Nazajutrz wyruszyliśmy do Christchurch - największego miasta na wyspie. ChCh, jak je w skrócie nazywają Nowozelandczycy, jest bardzo Europejskie z wyglądu. Są tramwaje i jest rynek i katedra. Tramwaje właściwie tylko dla turystów, można kupić bilet i objechać całe centrum miasta, a miły pan konduktor objaśnia, co widać dokoła. Pojeździliśmy więc, jak na turystów przystało, a do biletu tramwajowego dokupiliśmy sobie jeszcze bilet na wjazd gondolą, żeby móc podziwiać panoramę Christchurch, oraz (!!!) zaklepaliśmy sobie miejsca na następny dzień na Whale Watch - rejs stateczkiem i oglądanie wielorybów. Na rejs trzeba było dojechać jakieś trzy godziny, do miejscowości Kaikoura, wiedząc więc, że rano nie będziemy mieli już czasu na zwiedzanie, przyspieszyliśmy kroku i odwiedziliśmy muzeum sztuki współczesnej i wielgachny ogród botaniczny, a potem wyjechaliśmy gondolą na sam szczyt pobliskiej góry - ChCh i okolice w świetle zachodzącego słońca prezentowały się zacnie :)

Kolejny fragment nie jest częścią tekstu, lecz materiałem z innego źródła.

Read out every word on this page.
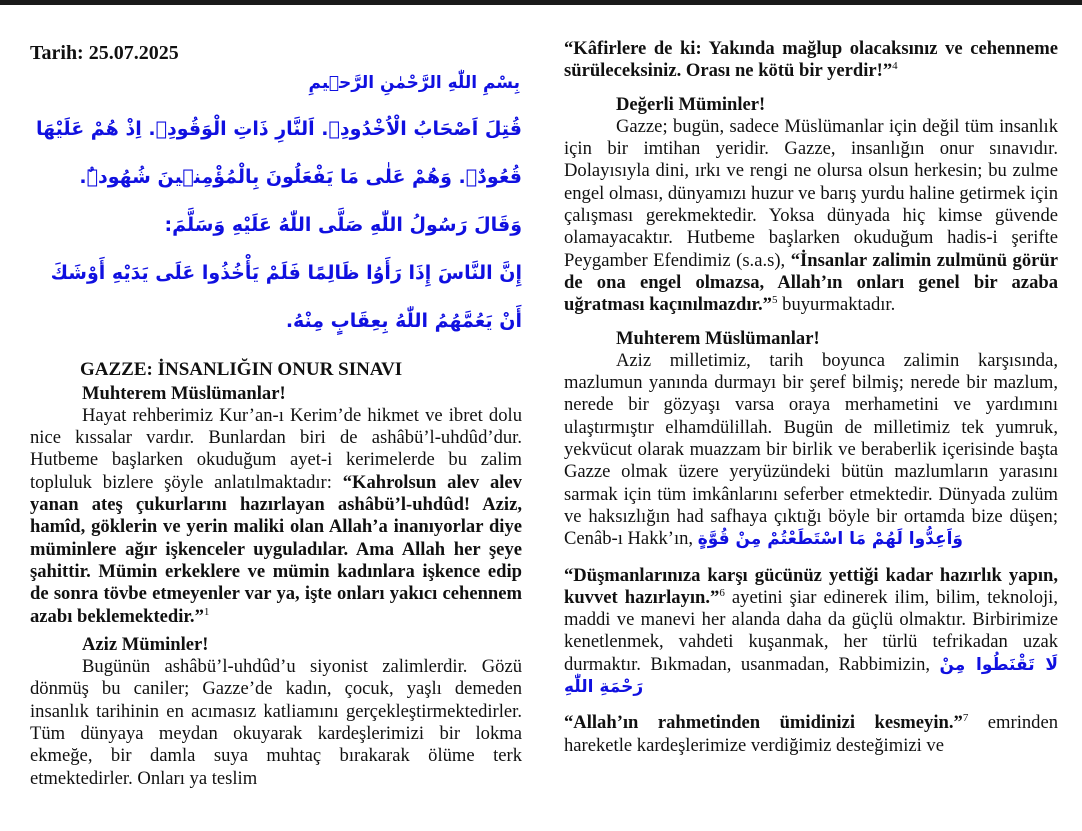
Tarih: 25.07.2025
بِسْمِ اللّٰهِ الرَّحْمٰنِ الرَّح۪يمِ
قُتِلَ اَصْحَابُ الْاُخْدُودِۙ. اَلنَّارِ ذَاتِ الْوَقُودِۙ. اِذْ هُمْ عَلَيْهَا قُعُودٌۙ. وَهُمْ عَلٰى مَا يَفْعَلُونَ بِالْمُؤْمِن۪ينَ شُهُودٌۜ.
وَقَالَ رَسُولُ اللّٰهِ صَلَّى اللّٰهُ عَلَيْهِ وَسَلَّمَ:
إِنَّ النَّاسَ إِذَا رَأَوُا ظَالِمًا فَلَمْ يَأْخُذُوا عَلَى يَدَيْهِ أَوْشَكَ أَنْ يَعُمَّهُمُ اللّٰهُ بِعِقَابٍ مِنْهُ.
GAZZE: İNSANLIĞIN ONUR SINAVI
Muhterem Müslümanlar!

Hayat rehberimiz Kur’an-ı Kerim’de hikmet ve ibret dolu nice kıssalar vardır. Bunlardan biri de ashâbü’l-uhdûd’dur. Hutbeme başlarken okuduğum ayet-i kerimelerde bu zalim topluluk bizlere şöyle anlatılmaktadır: “Kahrolsun alev alev yanan ateş çukurlarını hazırlayan ashâbü’l-uhdûd! Aziz, hamîd, göklerin ve yerin maliki olan Allah’a inanıyorlar diye müminlere ağır işkenceler uyguladılar. Ama Allah her şeye şahittir. Mümin erkeklere ve mümin kadınlara işkence edip de sonra tövbe etmeyenler var ya, işte onları yakıcı cehennem azabı beklemektedir.”$^1$

Aziz Müminler!

Bugünün ashâbü’l-uhdûd’u siyonist zalimlerdir. Gözü dönmüş bu caniler; Gazze’de kadın, çocuk, yaşlı demeden insanlık tarihinin en acımasız katliamını gerçekleştirmektedirler. Tüm dünyaya meydan okuyarak kardeşlerimizi bir lokma ekmeğe, bir damla suya muhtaç bırakarak ölüme terk etmektedirler. Onları ya teslim

“Kâfirlere de ki: Yakında mağlup olacaksınız ve cehenneme sürüleceksiniz. Orası ne kötü bir yerdir!”$^4$

Değerli Müminler!

Gazze; bugün, sadece Müslümanlar için değil tüm insanlık için bir imtihan yeridir. Gazze, insanlığın onur sınavıdır. Dolayısıyla dini, ırkı ve rengi ne olursa olsun herkesin; bu zulme engel olması, dünyamızı huzur ve barış yurdu haline getirmek için çalışması gerekmektedir. Yoksa dünyada hiç kimse güvende olamayacaktır. Hutbeme başlarken okuduğum hadis-i şerifte Peygamber Efendimiz (s.a.s), “İnsanlar zalimin zulmünü görür de ona engel olmazsa, Allah’ın onları genel bir azaba uğratması kaçınılmazdır.”$^5$ buyurmaktadır.

Muhterem Müslümanlar!

Aziz milletimiz, tarih boyunca zalimin karşısında, mazlumun yanında durmayı bir şeref bilmiş; nerede bir mazlum, nerede bir gözyaşı varsa oraya merhametini ve yardımını ulaştırmıştır elhamdülillah. Bugün de milletimiz tek yumruk, yekvücut olarak muazzam bir birlik ve beraberlik içerisinde başta Gazze olmak üzere yeryüzündeki bütün mazlumların yarasını sarmak için tüm imkânlarını seferber etmektedir. Dünyada zulüm ve haksızlığın had safhaya çıktığı böyle bir ortamda bize düşen; Cenâb-ı Hakk’ın, وَاَعِدُّوا لَهُمْ مَا اسْتَطَعْتُمْ مِنْ قُوَّةٍ

“Düşmanlarınıza karşı gücünüz yettiği kadar hazırlık yapın, kuvvet hazırlayın.”$^6$ ayetini şiar edinerek ilim, bilim, teknoloji, maddi ve manevi her alanda daha da güçlü olmaktır. Birbirimize kenetlenmek, vahdeti kuşanmak, her türlü tefrikadan uzak durmaktır. Bıkmadan, usanmadan, Rabbimizin, لَا تَقْنَطُوا مِنْ رَحْمَةِ اللّٰهِ

“Allah’ın rahmetinden ümidinizi kesmeyin.”$^7$ emrinden hareketle kardeşlerimize verdiğimiz desteğimizi ve
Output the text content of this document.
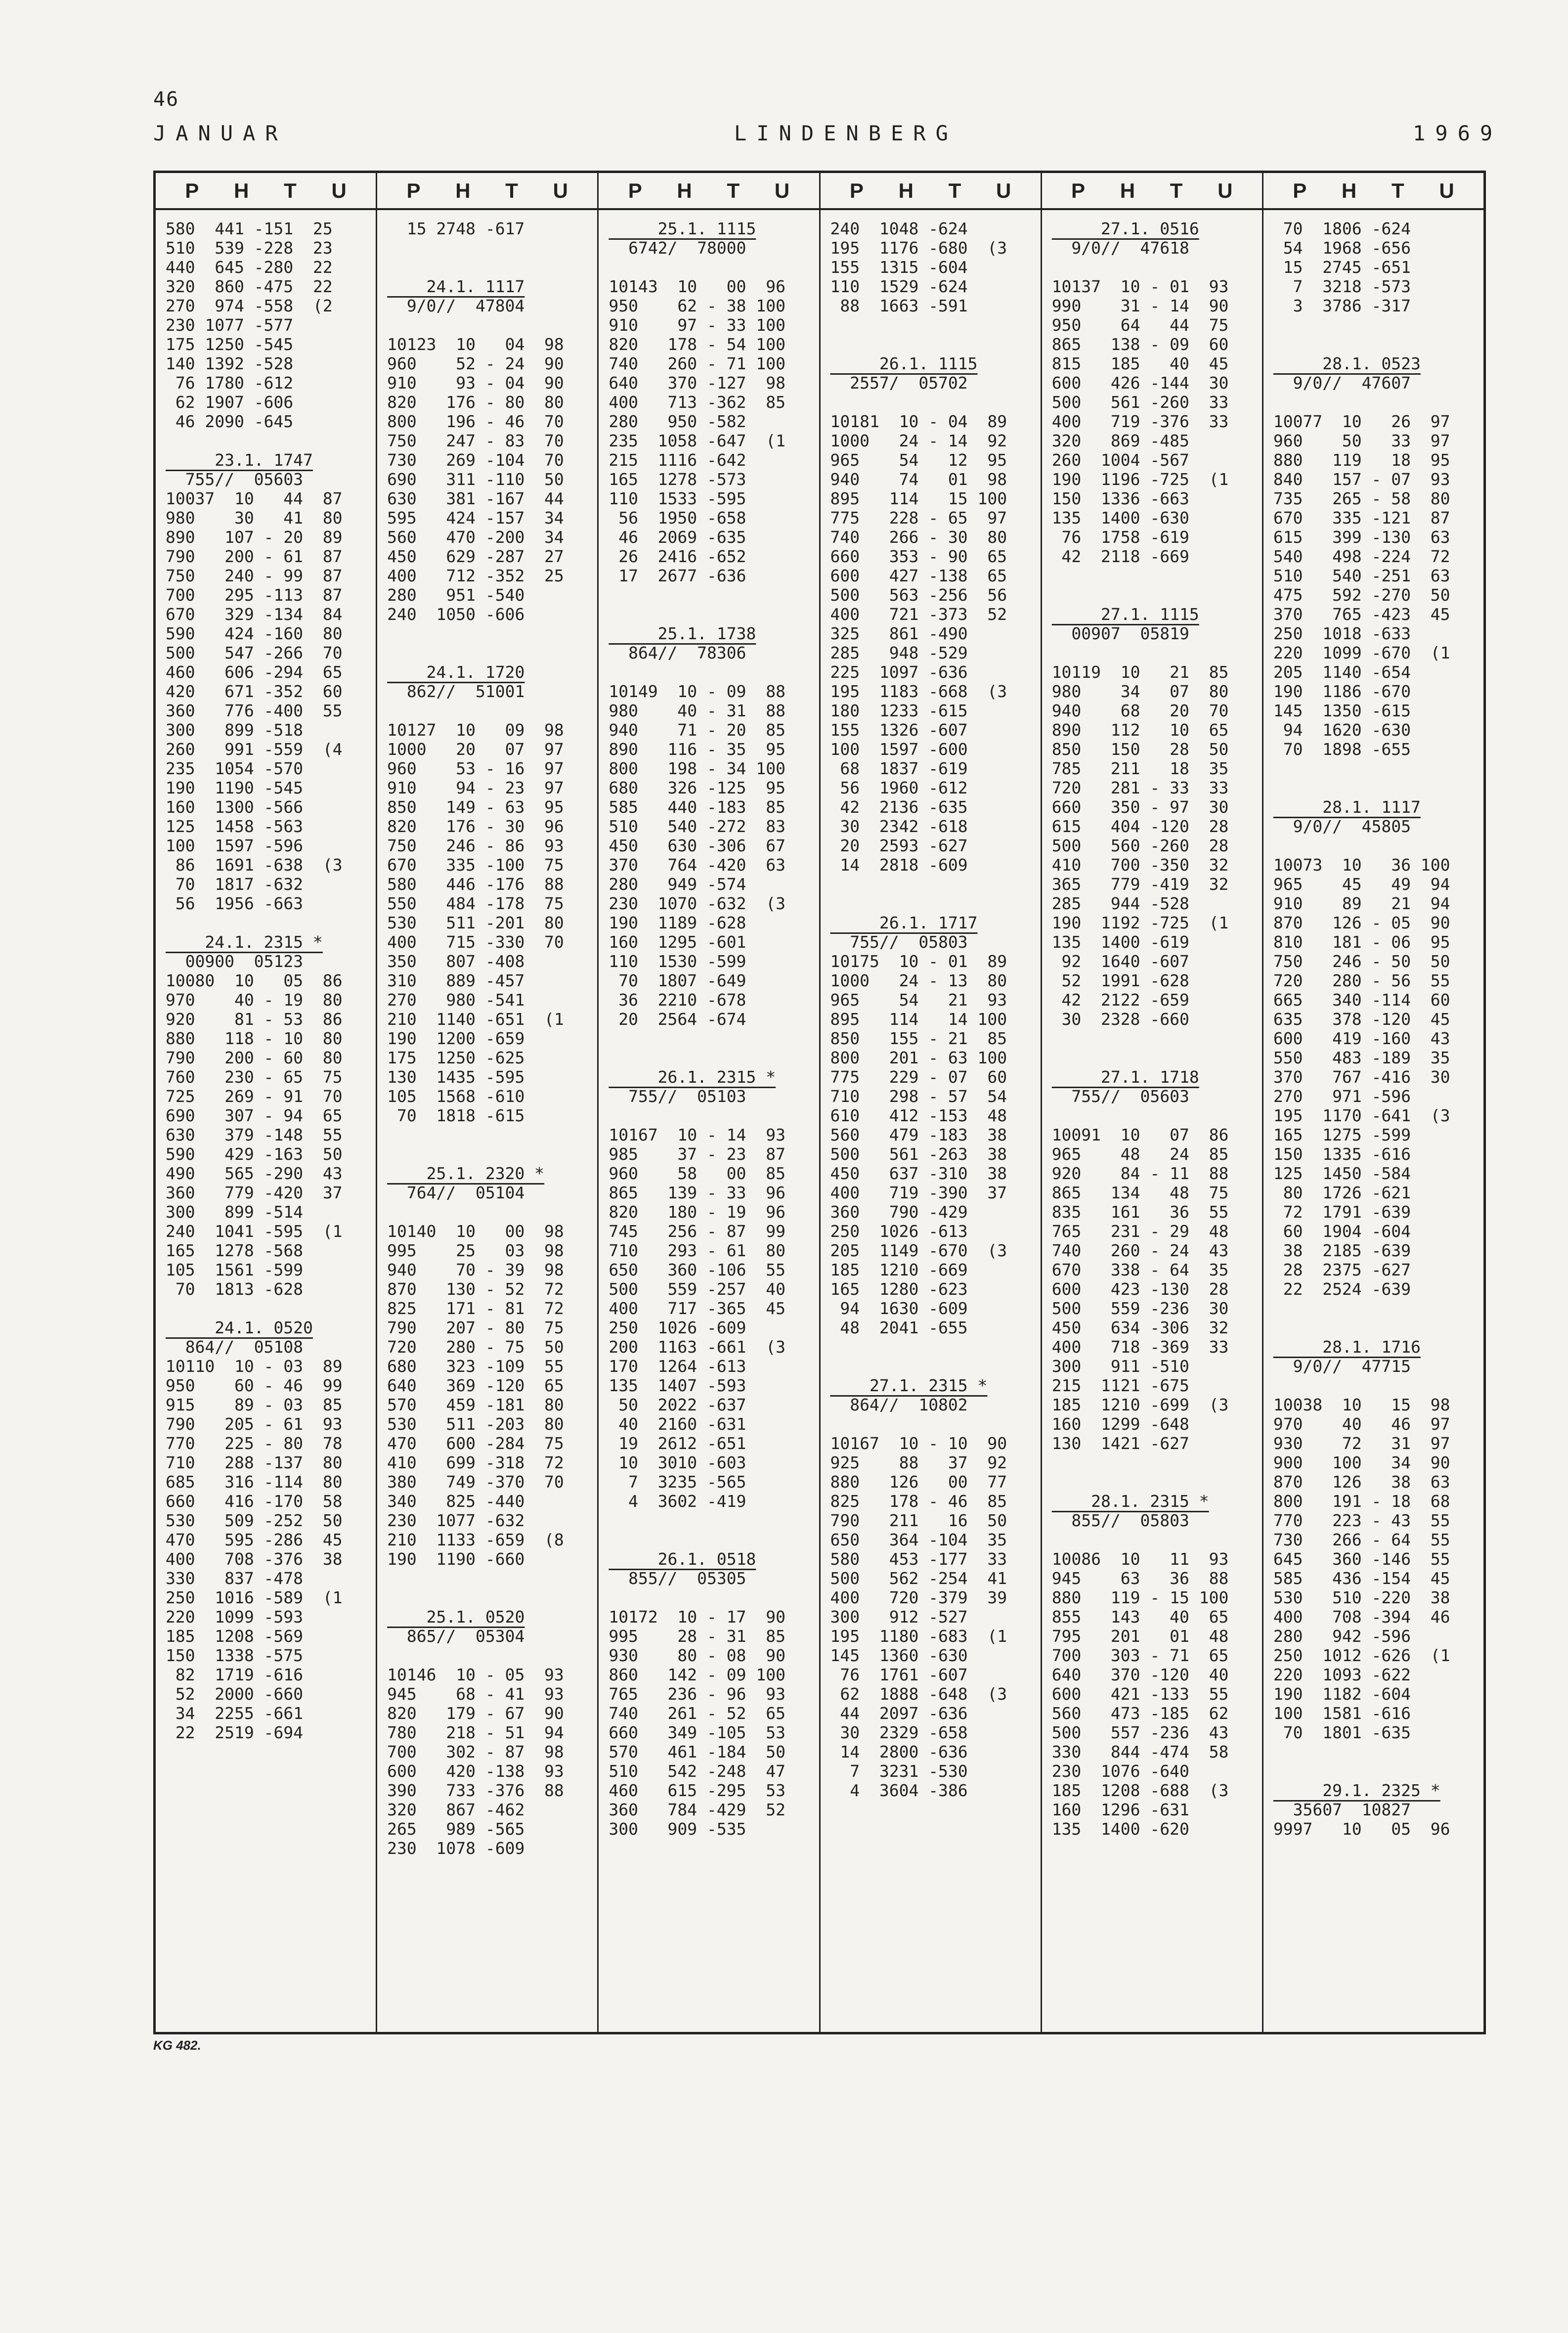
46
JANUAR	LINDENBERG	1969
P H T U
580  441 -151  25
510  539 -228  23
440  645 -280  22
320  860 -475  22
270  974 -558  (2
230 1077 -577
175 1250 -545
140 1392 -528
76 1780 -612
62 1907 -606
46 2090 -645
23.1. 1747
755//  05603
10037  10   44  87
980    30   41  80
890   107 - 20  89
790   200 - 61  87
750   240 - 99  87
700   295 -113  87
670   329 -134  84
590   424 -160  80
500   547 -266  70
460   606 -294  65
420   671 -352  60
360   776 -400  55
300   899 -518
260   991 -559  (4
235  1054 -570
190  1190 -545
160  1300 -566
125  1458 -563
100  1597 -596
86  1691 -638  (3
70  1817 -632
56  1956 -663
24.1. 2315 *
00900  05123
10080  10   05  86
970    40 - 19  80
920    81 - 53  86
880   118 - 10  80
790   200 - 60  80
760   230 - 65  75
725   269 - 91  70
690   307 - 94  65
630   379 -148  55
590   429 -163  50
490   565 -290  43
360   779 -420  37
300   899 -514
240  1041 -595  (1
165  1278 -568
105  1561 -599
70  1813 -628
24.1. 0520
864//  05108
10110  10 - 03  89
950    60 - 46  99
915    89 - 03  85
790   205 - 61  93
770   225 - 80  78
710   288 -137  80
685   316 -114  80
660   416 -170  58
530   509 -252  50
470   595 -286  45
400   708 -376  38
330   837 -478
250  1016 -589  (1
220  1099 -593
185  1208 -569
150  1338 -575
82  1719 -616
52  2000 -660
34  2255 -661
22  2519 -694
P H T U
15 2748 -617
24.1. 1117
9/0//  47804
10123  10   04  98
960    52 - 24  90
910    93 - 04  90
820   176 - 80  80
800   196 - 46  70
750   247 - 83  70
730   269 -104  70
690   311 -110  50
630   381 -167  44
595   424 -157  34
560   470 -200  34
450   629 -287  27
400   712 -352  25
280   951 -540
240  1050 -606
24.1. 1720
862//  51001
10127  10   09  98
1000   20   07  97
960    53 - 16  97
910    94 - 23  97
850   149 - 63  95
820   176 - 30  96
750   246 - 86  93
670   335 -100  75
580   446 -176  88
550   484 -178  75
530   511 -201  80
400   715 -330  70
350   807 -408
310   889 -457
270   980 -541
210  1140 -651  (1
190  1200 -659
175  1250 -625
130  1435 -595
105  1568 -610
70  1818 -615
25.1. 2320 *
764//  05104
10140  10   00  98
995    25   03  98
940    70 - 39  98
870   130 - 52  72
825   171 - 81  72
790   207 - 80  75
720   280 - 75  50
680   323 -109  55
640   369 -120  65
570   459 -181  80
530   511 -203  80
470   600 -284  75
410   699 -318  72
380   749 -370  70
340   825 -440
230  1077 -632
210  1133 -659  (8
190  1190 -660
25.1. 0520
865//  05304
10146  10 - 05  93
945    68 - 41  93
820   179 - 67  90
780   218 - 51  94
700   302 - 87  98
600   420 -138  93
390   733 -376  88
320   867 -462
265   989 -565
230  1078 -609
P H T U
25.1. 1115
6742/  78000
10143  10   00  96
950    62 - 38 100
910    97 - 33 100
820   178 - 54 100
740   260 - 71 100
640   370 -127  98
400   713 -362  85
280   950 -582
235  1058 -647  (1
215  1116 -642
165  1278 -573
110  1533 -595
56  1950 -658
46  2069 -635
26  2416 -652
17  2677 -636
25.1. 1738
864//  78306
10149  10 - 09  88
980    40 - 31  88
940    71 - 20  85
890   116 - 35  95
800   198 - 34 100
680   326 -125  95
585   440 -183  85
510   540 -272  83
450   630 -306  67
370   764 -420  63
280   949 -574
230  1070 -632  (3
190  1189 -628
160  1295 -601
110  1530 -599
70  1807 -649
36  2210 -678
20  2564 -674
26.1. 2315 *
755//  05103
10167  10 - 14  93
985    37 - 23  87
960    58   00  85
865   139 - 33  96
820   180 - 19  96
745   256 - 87  99
710   293 - 61  80
650   360 -106  55
500   559 -257  40
400   717 -365  45
250  1026 -609
200  1163 -661  (3
170  1264 -613
135  1407 -593
50  2022 -637
40  2160 -631
19  2612 -651
10  3010 -603
7  3235 -565
4  3602 -419
26.1. 0518
855//  05305
10172  10 - 17  90
995    28 - 31  85
930    80 - 08  90
860   142 - 09 100
765   236 - 96  93
740   261 - 52  65
660   349 -105  53
570   461 -184  50
510   542 -248  47
460   615 -295  53
360   784 -429  52
300   909 -535
P H T U
240  1048 -624
195  1176 -680  (3
155  1315 -604
110  1529 -624
88  1663 -591
26.1. 1115
2557/  05702
10181  10 - 04  89
1000   24 - 14  92
965    54   12  95
940    74   01  98
895   114   15 100
775   228 - 65  97
740   266 - 30  80
660   353 - 90  65
600   427 -138  65
500   563 -256  56
400   721 -373  52
325   861 -490
285   948 -529
225  1097 -636
195  1183 -668  (3
180  1233 -615
155  1326 -607
100  1597 -600
68  1837 -619
56  1960 -612
42  2136 -635
30  2342 -618
20  2593 -627
14  2818 -609
26.1. 1717
755//  05803
10175  10 - 01  89
1000   24 - 13  80
965    54   21  93
895   114   14 100
850   155 - 21  85
800   201 - 63 100
775   229 - 07  60
710   298 - 57  54
610   412 -153  48
560   479 -183  38
500   561 -263  38
450   637 -310  38
400   719 -390  37
360   790 -429
250  1026 -613
205  1149 -670  (3
185  1210 -669
165  1280 -623
94  1630 -609
48  2041 -655
27.1. 2315 *
864//  10802
10167  10 - 10  90
925    88   37  92
880   126   00  77
825   178 - 46  85
790   211   16  50
650   364 -104  35
580   453 -177  33
500   562 -254  41
400   720 -379  39
300   912 -527
195  1180 -683  (1
145  1360 -630
76  1761 -607
62  1888 -648  (3
44  2097 -636
30  2329 -658
14  2800 -636
7  3231 -530
4  3604 -386
P H T U
27.1. 0516
9/0//  47618
10137  10 - 01  93
990    31 - 14  90
950    64   44  75
865   138 - 09  60
815   185   40  45
600   426 -144  30
500   561 -260  33
400   719 -376  33
320   869 -485
260  1004 -567
190  1196 -725  (1
150  1336 -663
135  1400 -630
76  1758 -619
42  2118 -669
27.1. 1115
00907  05819
10119  10   21  85
980    34   07  80
940    68   20  70
890   112   10  65
850   150   28  50
785   211   18  35
720   281 - 33  33
660   350 - 97  30
615   404 -120  28
500   560 -260  28
410   700 -350  32
365   779 -419  32
285   944 -528
190  1192 -725  (1
135  1400 -619
92  1640 -607
52  1991 -628
42  2122 -659
30  2328 -660
27.1. 1718
755//  05603
10091  10   07  86
965    48   24  85
920    84 - 11  88
865   134   48  75
835   161   36  55
765   231 - 29  48
740   260 - 24  43
670   338 - 64  35
600   423 -130  28
500   559 -236  30
450   634 -306  32
400   718 -369  33
300   911 -510
215  1121 -675
185  1210 -699  (3
160  1299 -648
130  1421 -627
28.1. 2315 *
855//  05803
10086  10   11  93
945    63   36  88
880   119 - 15 100
855   143   40  65
795   201   01  48
700   303 - 71  65
640   370 -120  40
600   421 -133  55
560   473 -185  62
500   557 -236  43
330   844 -474  58
230  1076 -640
185  1208 -688  (3
160  1296 -631
135  1400 -620
P H T U
70  1806 -624
54  1968 -656
15  2745 -651
7  3218 -573
3  3786 -317
28.1. 0523
9/0//  47607
10077  10   26  97
960    50   33  97
880   119   18  95
840   157 - 07  93
735   265 - 58  80
670   335 -121  87
615   399 -130  63
540   498 -224  72
510   540 -251  63
475   592 -270  50
370   765 -423  45
250  1018 -633
220  1099 -670  (1
205  1140 -654
190  1186 -670
145  1350 -615
94  1620 -630
70  1898 -655
28.1. 1117
9/0//  45805
10073  10   36 100
965    45   49  94
910    89   21  94
870   126 - 05  90
810   181 - 06  95
750   246 - 50  50
720   280 - 56  55
665   340 -114  60
635   378 -120  45
600   419 -160  43
550   483 -189  35
370   767 -416  30
270   971 -596
195  1170 -641  (3
165  1275 -599
150  1335 -616
125  1450 -584
80  1726 -621
72  1791 -639
60  1904 -604
38  2185 -639
28  2375 -627
22  2524 -639
28.1. 1716
9/0//  47715
10038  10   15  98
970    40   46  97
930    72   31  97
900   100   34  90
870   126   38  63
800   191 - 18  68
770   223 - 43  55
730   266 - 64  55
645   360 -146  55
585   436 -154  45
530   510 -220  38
400   708 -394  46
280   942 -596
250  1012 -626  (1
220  1093 -622
190  1182 -604
100  1581 -616
70  1801 -635
29.1. 2325 *
35607  10827
9997   10   05  96
KG 482.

tramwaj turystyczny i Oficjalny czarodziej Christchurch

lunch pod pomnikiem i katedra

widok z górnej stacji gondoli

Następnego dnia zebraliśmy się koło dziewiątej, więc jak na nas naprawdę wcześnie i wyruszyliśmy w stronę wielorybów :) Zastanawialiśmy się jak to wszystko będzie wyglądało, jak duży będzie taki wieloryb i właściwie, czy w o ogóle go zobaczymy, wprawdzie firma gwarantuje zwrot 80% kwoty biletu, jeśli nie uda się zobaczyć zwierza, no ale to przecież nawet nie o te pieniądze chodzi. Tylko o wielkiego, szarego wieloryba. Z ogonem i fontanną na czubku głowy. I wiecie co? Zobaczyliśmy trzy wieloryby :) Najpierw wypłynęliśmy nad podwodny 'kanion' o głębokości ponad kilometr i panowie kapitanowie zapuścili podwodny mikrofon, żeby posłuchać, gdzie one sobie siedzą i żeby popłynąć w ich stronę. Wszystkie znaleźli całkiem szybko - wiadomo, przy kilku kursach dziennie, mają w tym niezłą wprawę.
Oczywiście, jak w tym wierszyku o Panu Maluśkiewiczu, najpierw zobaczyliśmy tylko czubek jego nosa, a właściwie czoła. Taka szara wysepka, z której raz na czas tryska w niebo fontanna morskiej wody. Wieloryby raz na godzinę, na dziesięć minut wypływają tuż pod powierzchnię wody, żeby się napowietrzyć, a potem znów wracają na dół - z zawrotną prędkością 200 metrów na minutę. I to właśnie ten moment, kiedy on 'zabiera się' spowrotem na dół, jest najbardziej spektakularny, bo wygina całe ciało i wynurza spod wody swój wielki ogon, żeby zanurkować. Z boku to może wyglądać dosyć komicznie, tłumek ludzi na łódce, czekający w napięciu z aparatami przez dziesięć minut, żeby zobaczyć kilkosekundowe machnięcie ogonem - ale każdego będę zachęcać do bycia komicznym w taki sposób, jeśli tylko ma możliwość - wieloryb na wyciągnięcie ręki, to przeżycie, które trudno opisać słowami :)


pan Wieloryb :)

Kolejne dwa wieloryby prezentowały się równie okazałe, a na sam koniec wyprawy zatrzymaliśmy się, żeby zobaczyć delfiny. To było coś! Wyskoki, salta, radość, niezależność...ach, nabraliśmy ochoty na pływanie z delfinami, które jest tu dosyć popularne :) w trakcie naszej następnej wyprawy to będzie nasz punkt obowiązkowy :)

sama radość :)

....a teraz kładziemy się już spać, po kolejnym zaskakującym wieczorze couchsurfingowym, połączonym z muzyką na żywo i uczeniu nas pieśni maoryskich - ale o tym w następnym wpisie :)
Pozdrawiamy i dobranoc!
K&iG.

4 komentarze:

  1. CHCE ZAMIESZKAĆ Z MATTEM!!!!!!!!!!!!!

    OdpowiedzUsuń
  2. te zdjecia... nieeeeee nooooo... to jest z bajki!

    OdpowiedzUsuń
  3. 200 metrów na minutę to jest 12 km/godzinę.
    Podobno 40 tonowe kalmary są szybsze.